The Broom Kid teases what Episode IX could be about
The idea of power coming from every corner of the galaxy is a potent one, and something exemplified in The Last Jedi’s final moments. It also brings weight back to The Force Awakens; we can now assume that that title wasn’t just referring to Rey, but to the sudden enlightenment of Force-sensitive people everywhere, their powers coming to fruition as the galaxy slips deeper into hopeless destruction.
It’s hard to say if the Force-sensitive stable boy a.k.a. Broom Kid will be a character in Episode IX. Probably not, if I had to guess. His presence is a symbolic one, meant to show that Rey isn’t the only other Force wielder in the galaxy, and that she won’t be alone in rebuilding the Jedi Order. As Yoda tells Luke in their moment of reflection on Ahch-To, Rey has all that she needs now. The Jedi books are safely stored in the Millennium Falcon, and in systems near and far there are children from every background waking up to the special powers that lie within.
The sequel trilogy is all subverting the notion of hero
People from every background getting to be heroes is a quintessential Star Wars message, especially exemplified in The Last Jedi, and no doubt the main idea going forward.
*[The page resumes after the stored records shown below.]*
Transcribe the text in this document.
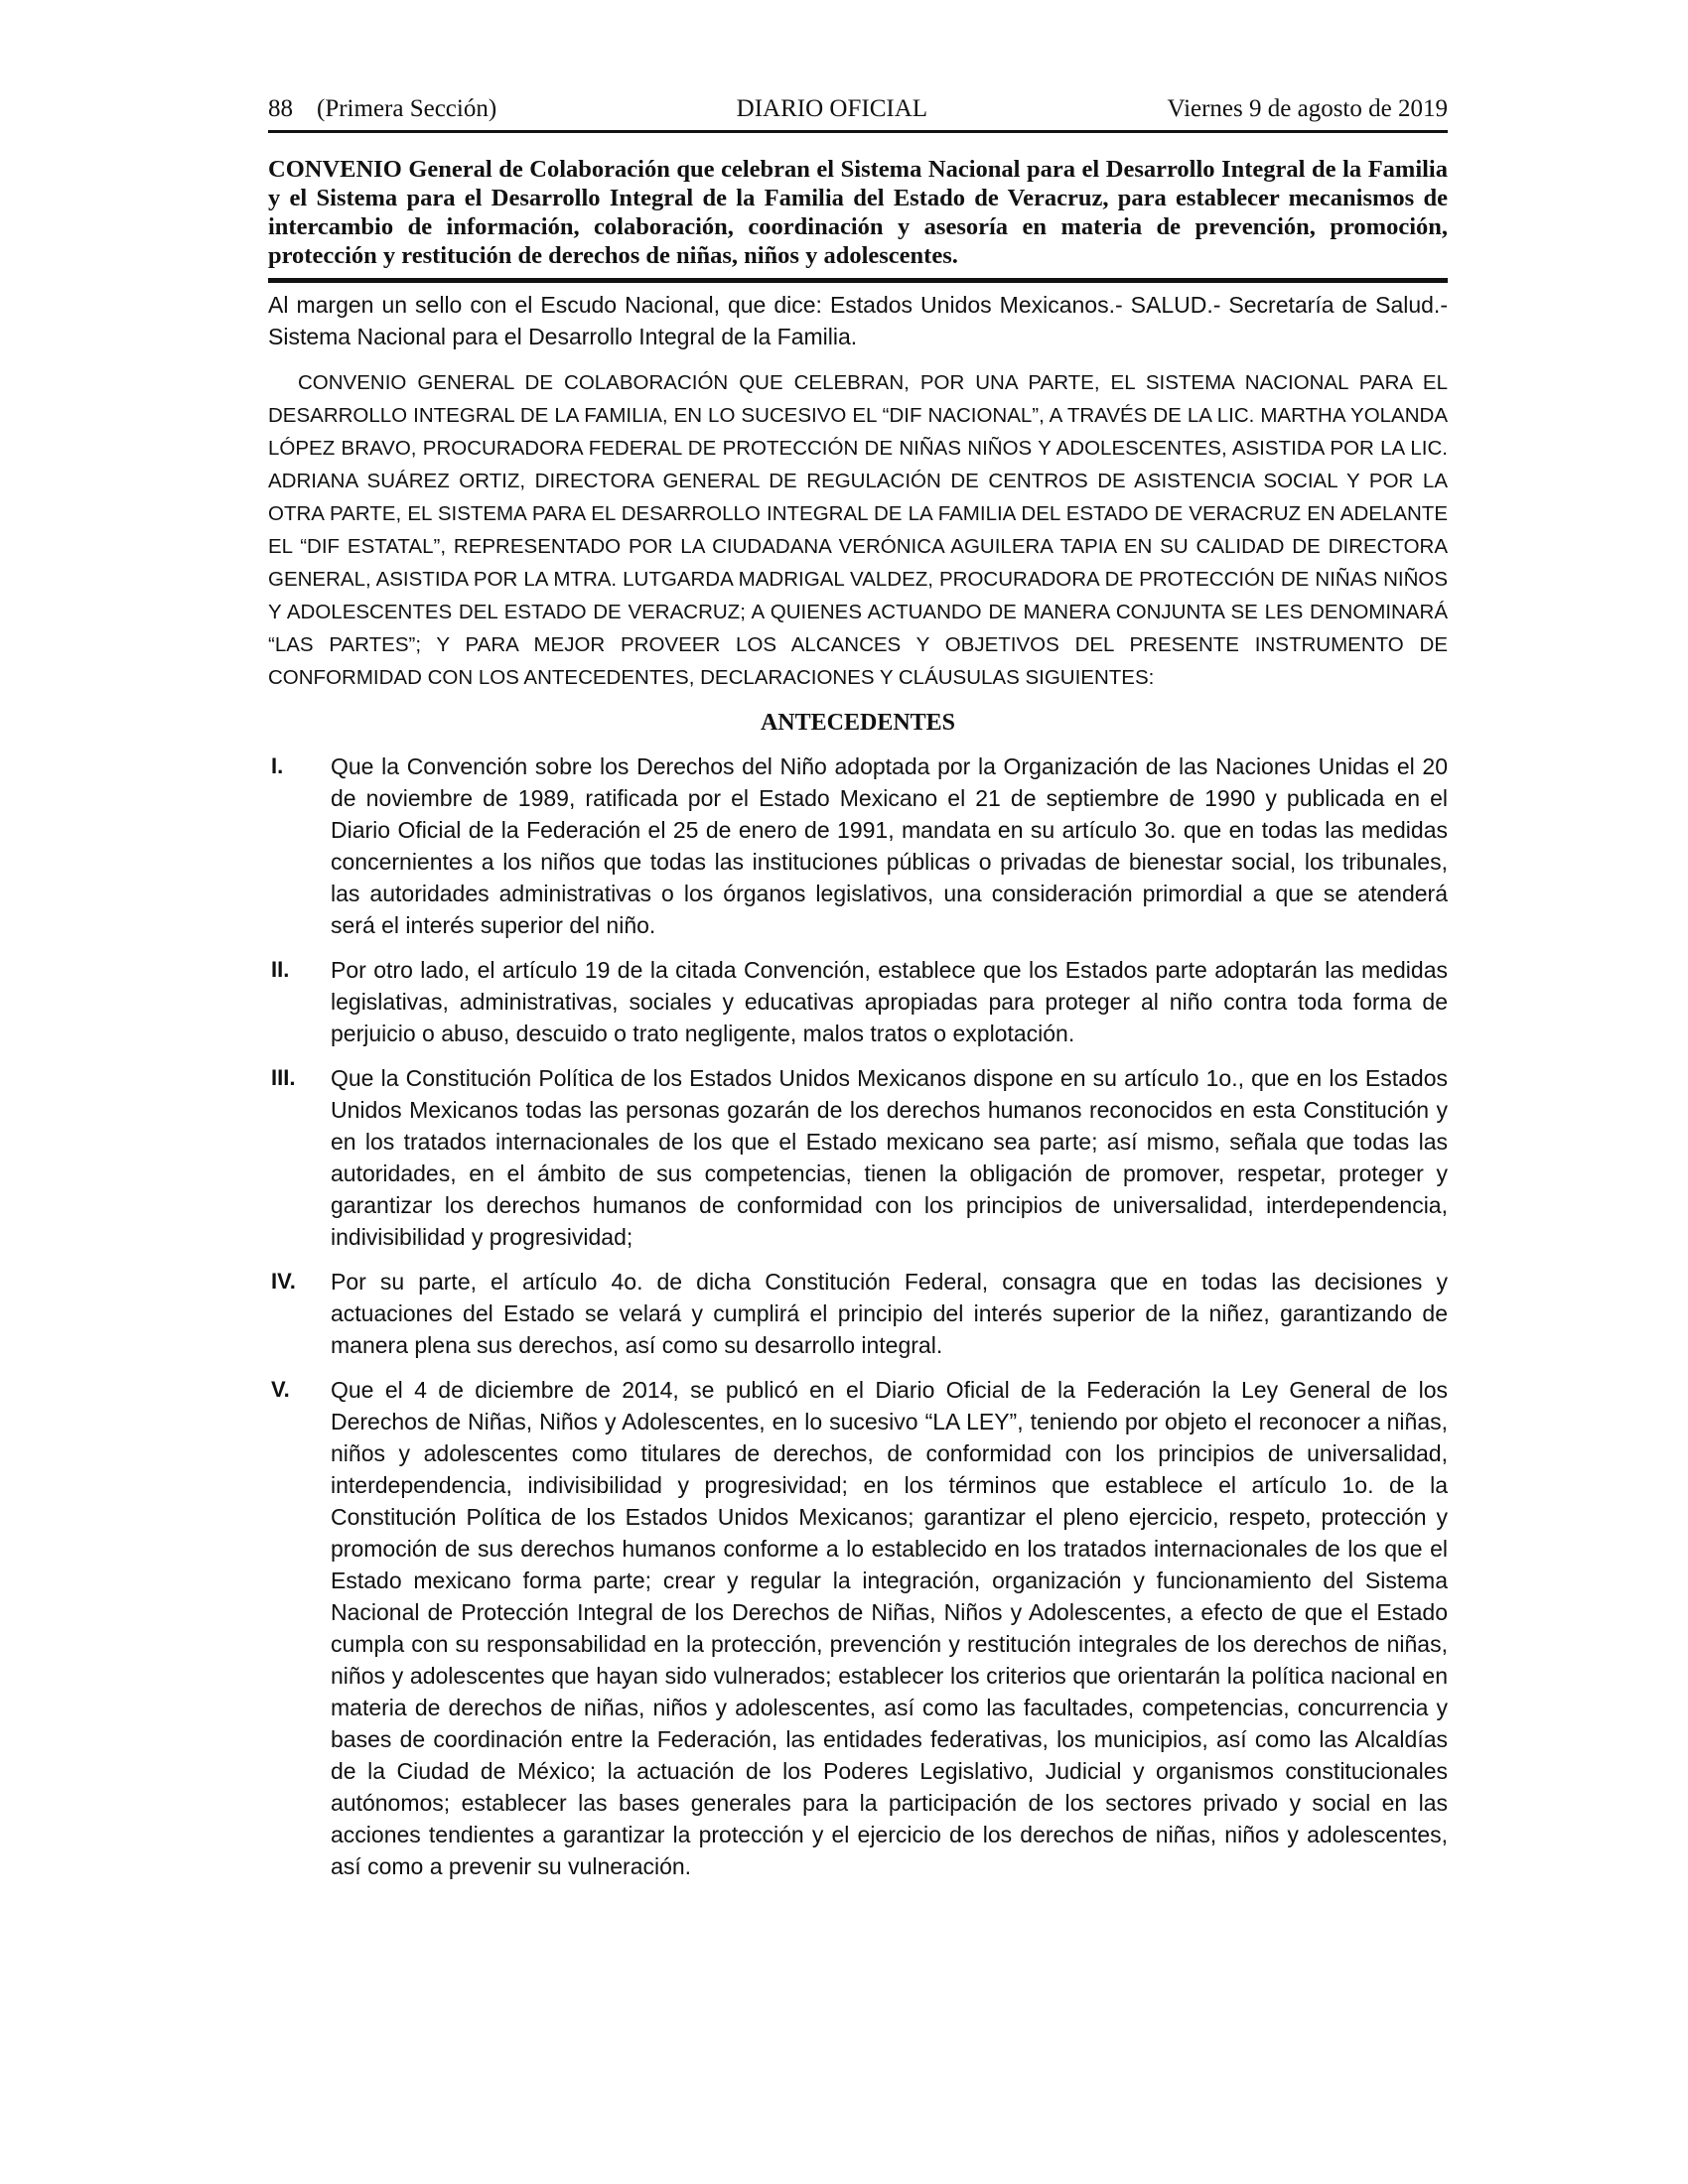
88 (Primera Sección)	DIARIO OFICIAL	Viernes 9 de agosto de 2019
CONVENIO General de Colaboración que celebran el Sistema Nacional para el Desarrollo Integral de la Familia y el Sistema para el Desarrollo Integral de la Familia del Estado de Veracruz, para establecer mecanismos de intercambio de información, colaboración, coordinación y asesoría en materia de prevención, promoción, protección y restitución de derechos de niñas, niños y adolescentes.
Al margen un sello con el Escudo Nacional, que dice: Estados Unidos Mexicanos.- SALUD.- Secretaría de Salud.- Sistema Nacional para el Desarrollo Integral de la Familia.
CONVENIO GENERAL DE COLABORACIÓN QUE CELEBRAN, POR UNA PARTE, EL SISTEMA NACIONAL PARA EL DESARROLLO INTEGRAL DE LA FAMILIA, EN LO SUCESIVO EL “DIF NACIONAL”, A TRAVÉS DE LA LIC. MARTHA YOLANDA LÓPEZ BRAVO, PROCURADORA FEDERAL DE PROTECCIÓN DE NIÑAS NIÑOS Y ADOLESCENTES, ASISTIDA POR LA LIC. ADRIANA SUÁREZ ORTIZ, DIRECTORA GENERAL DE REGULACIÓN DE CENTROS DE ASISTENCIA SOCIAL Y POR LA OTRA PARTE, EL SISTEMA PARA EL DESARROLLO INTEGRAL DE LA FAMILIA DEL ESTADO DE VERACRUZ EN ADELANTE EL “DIF ESTATAL”, REPRESENTADO POR LA CIUDADANA VERÓNICA AGUILERA TAPIA EN SU CALIDAD DE DIRECTORA GENERAL, ASISTIDA POR LA MTRA. LUTGARDA MADRIGAL VALDEZ, PROCURADORA DE PROTECCIÓN DE NIÑAS NIÑOS Y ADOLESCENTES DEL ESTADO DE VERACRUZ; A QUIENES ACTUANDO DE MANERA CONJUNTA SE LES DENOMINARÁ “LAS PARTES”; Y PARA MEJOR PROVEER LOS ALCANCES Y OBJETIVOS DEL PRESENTE INSTRUMENTO DE CONFORMIDAD CON LOS ANTECEDENTES, DECLARACIONES Y CLÁUSULAS SIGUIENTES:
ANTECEDENTES
I.	Que la Convención sobre los Derechos del Niño adoptada por la Organización de las Naciones Unidas el 20 de noviembre de 1989, ratificada por el Estado Mexicano el 21 de septiembre de 1990 y publicada en el Diario Oficial de la Federación el 25 de enero de 1991, mandata en su artículo 3o. que en todas las medidas concernientes a los niños que todas las instituciones públicas o privadas de bienestar social, los tribunales, las autoridades administrativas o los órganos legislativos, una consideración primordial a que se atenderá será el interés superior del niño.
II.	Por otro lado, el artículo 19 de la citada Convención, establece que los Estados parte adoptarán las medidas legislativas, administrativas, sociales y educativas apropiadas para proteger al niño contra toda forma de perjuicio o abuso, descuido o trato negligente, malos tratos o explotación.
III.	Que la Constitución Política de los Estados Unidos Mexicanos dispone en su artículo 1o., que en los Estados Unidos Mexicanos todas las personas gozarán de los derechos humanos reconocidos en esta Constitución y en los tratados internacionales de los que el Estado mexicano sea parte; así mismo, señala que todas las autoridades, en el ámbito de sus competencias, tienen la obligación de promover, respetar, proteger y garantizar los derechos humanos de conformidad con los principios de universalidad, interdependencia, indivisibilidad y progresividad;
IV.	Por su parte, el artículo 4o. de dicha Constitución Federal, consagra que en todas las decisiones y actuaciones del Estado se velará y cumplirá el principio del interés superior de la niñez, garantizando de manera plena sus derechos, así como su desarrollo integral.
V.	Que el 4 de diciembre de 2014, se publicó en el Diario Oficial de la Federación la Ley General de los Derechos de Niñas, Niños y Adolescentes, en lo sucesivo “LA LEY”, teniendo por objeto el reconocer a niñas, niños y adolescentes como titulares de derechos, de conformidad con los principios de universalidad, interdependencia, indivisibilidad y progresividad; en los términos que establece el artículo 1o. de la Constitución Política de los Estados Unidos Mexicanos; garantizar el pleno ejercicio, respeto, protección y promoción de sus derechos humanos conforme a lo establecido en los tratados internacionales de los que el Estado mexicano forma parte; crear y regular la integración, organización y funcionamiento del Sistema Nacional de Protección Integral de los Derechos de Niñas, Niños y Adolescentes, a efecto de que el Estado cumpla con su responsabilidad en la protección, prevención y restitución integrales de los derechos de niñas, niños y adolescentes que hayan sido vulnerados; establecer los criterios que orientarán la política nacional en materia de derechos de niñas, niños y adolescentes, así como las facultades, competencias, concurrencia y bases de coordinación entre la Federación, las entidades federativas, los municipios, así como las Alcaldías de la Ciudad de México; la actuación de los Poderes Legislativo, Judicial y organismos constitucionales autónomos; establecer las bases generales para la participación de los sectores privado y social en las acciones tendientes a garantizar la protección y el ejercicio de los derechos de niñas, niños y adolescentes, así como a prevenir su vulneración.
It’s a message that’s is blurred somewhat when you get too wrapped up in the Skywalker family bloodline, starting with Anakin, a literal child of the Force. That mystic stuff is further subverted in The Last Jedi, where we finally come to understand that Skywalker blood is more of a curse than a blessing. It poisoned Vader and Kylo Ren, and burdened Luke with a hero status he could never live up to. A prestigious family name isn’t all its cracked up to be.
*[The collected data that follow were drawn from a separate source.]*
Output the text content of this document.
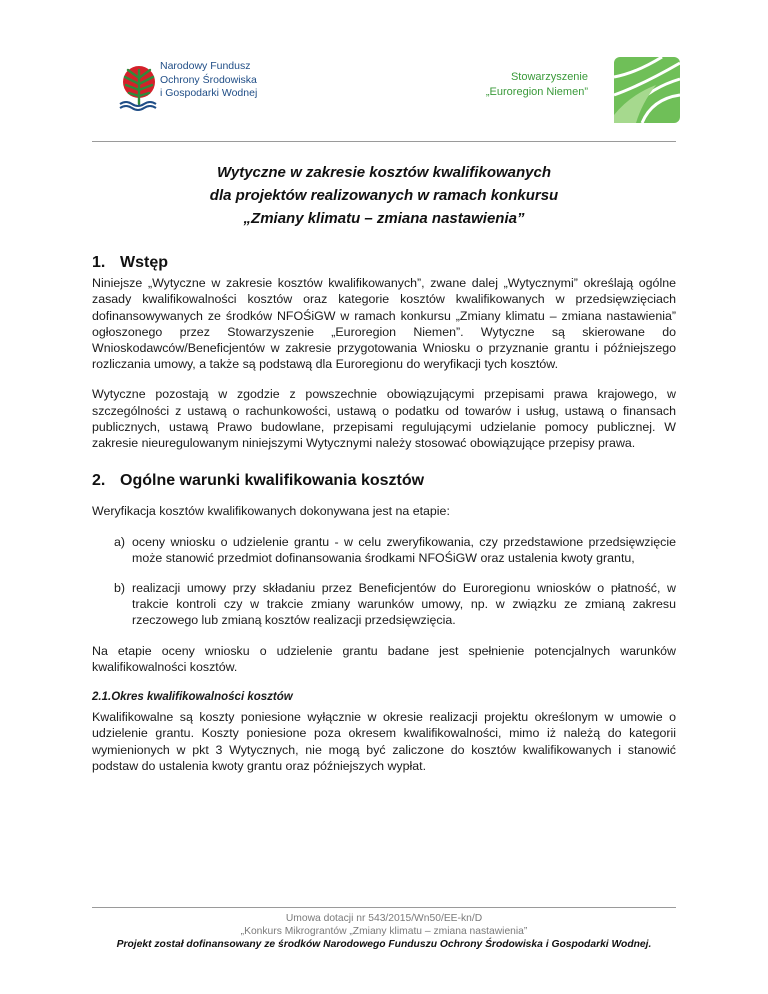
Narodowy Fundusz
Ochrony Środowiska
i Gospodarki Wodnej
Stowarzyszenie
„Euroregion Niemen”
Wytyczne w zakresie kosztów kwalifikowanych
dla projektów realizowanych w ramach konkursu
„Zmiany klimatu – zmiana nastawienia”
1. Wstęp

Niniejsze „Wytyczne w zakresie kosztów kwalifikowanych”, zwane dalej „Wytycznymi” określają ogólne zasady kwalifikowalności kosztów oraz kategorie kosztów kwalifikowanych w przedsięwzięciach dofinansowywanych ze środków NFOŚiGW w ramach konkursu „Zmiany klimatu – zmiana nastawienia” ogłoszonego przez Stowarzyszenie „Euroregion Niemen”. Wytyczne są skierowane do Wnioskodawców/Beneficjentów w zakresie przygotowania Wniosku o przyznanie grantu i późniejszego rozliczania umowy, a także są podstawą dla Euroregionu do weryfikacji tych kosztów.

Wytyczne pozostają w zgodzie z powszechnie obowiązującymi przepisami prawa krajowego, w szczególności z ustawą o rachunkowości, ustawą o podatku od towarów i usług, ustawą o finansach publicznych, ustawą Prawo budowlane, przepisami regulującymi udzielanie pomocy publicznej. W zakresie nieuregulowanym niniejszymi Wytycznymi należy stosować obowiązujące przepisy prawa.

2. Ogólne warunki kwalifikowania kosztów

Weryfikacja kosztów kwalifikowanych dokonywana jest na etapie:

a) oceny wniosku o udzielenie grantu - w celu zweryfikowania, czy przedstawione przedsięwzięcie może stanowić przedmiot dofinansowania środkami NFOŚiGW oraz ustalenia kwoty grantu,

b) realizacji umowy przy składaniu przez Beneficjentów do Euroregionu wniosków o płatność, w trakcie kontroli czy w trakcie zmiany warunków umowy, np. w związku ze zmianą zakresu rzeczowego lub zmianą kosztów realizacji przedsięwzięcia.

Na etapie oceny wniosku o udzielenie grantu badane jest spełnienie potencjalnych warunków kwalifikowalności kosztów.

2.1. Okres kwalifikowalności kosztów

Kwalifikowalne są koszty poniesione wyłącznie w okresie realizacji projektu określonym w umowie o udzielenie grantu. Koszty poniesione poza okresem kwalifikowalności, mimo iż należą do kategorii wymienionych w pkt 3 Wytycznych, nie mogą być zaliczone do kosztów kwalifikowanych i stanowić podstaw do ustalenia kwoty grantu oraz późniejszych wypłat.

Umowa dotacji nr 543/2015/Wn50/EE-kn/D
„Konkurs Mikrograntów „Zmiany klimatu – zmiana nastawienia”
Projekt został dofinansowany ze środków Narodowego Funduszu Ochrony Środowiska i Gospodarki Wodnej.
But that subversion reenergizes the franchise, and takes us back to the heart of the original trilogy before it was muddied with Midichlorians. It harkens back to the rogue smuggler Han’s transition to Rebel leader, or Luke -- before we knew the weight of his last name -- standing in the sand, looking brightly toward a better tomorrow. With Rey Nobody at the center of the sequels, inspiring other no-namers -- like Finn, Rose, and, inadvertently, the stable children – we have a new perfect audience surrogate, a reminder that it’s not where we come from but where we go that makes us special.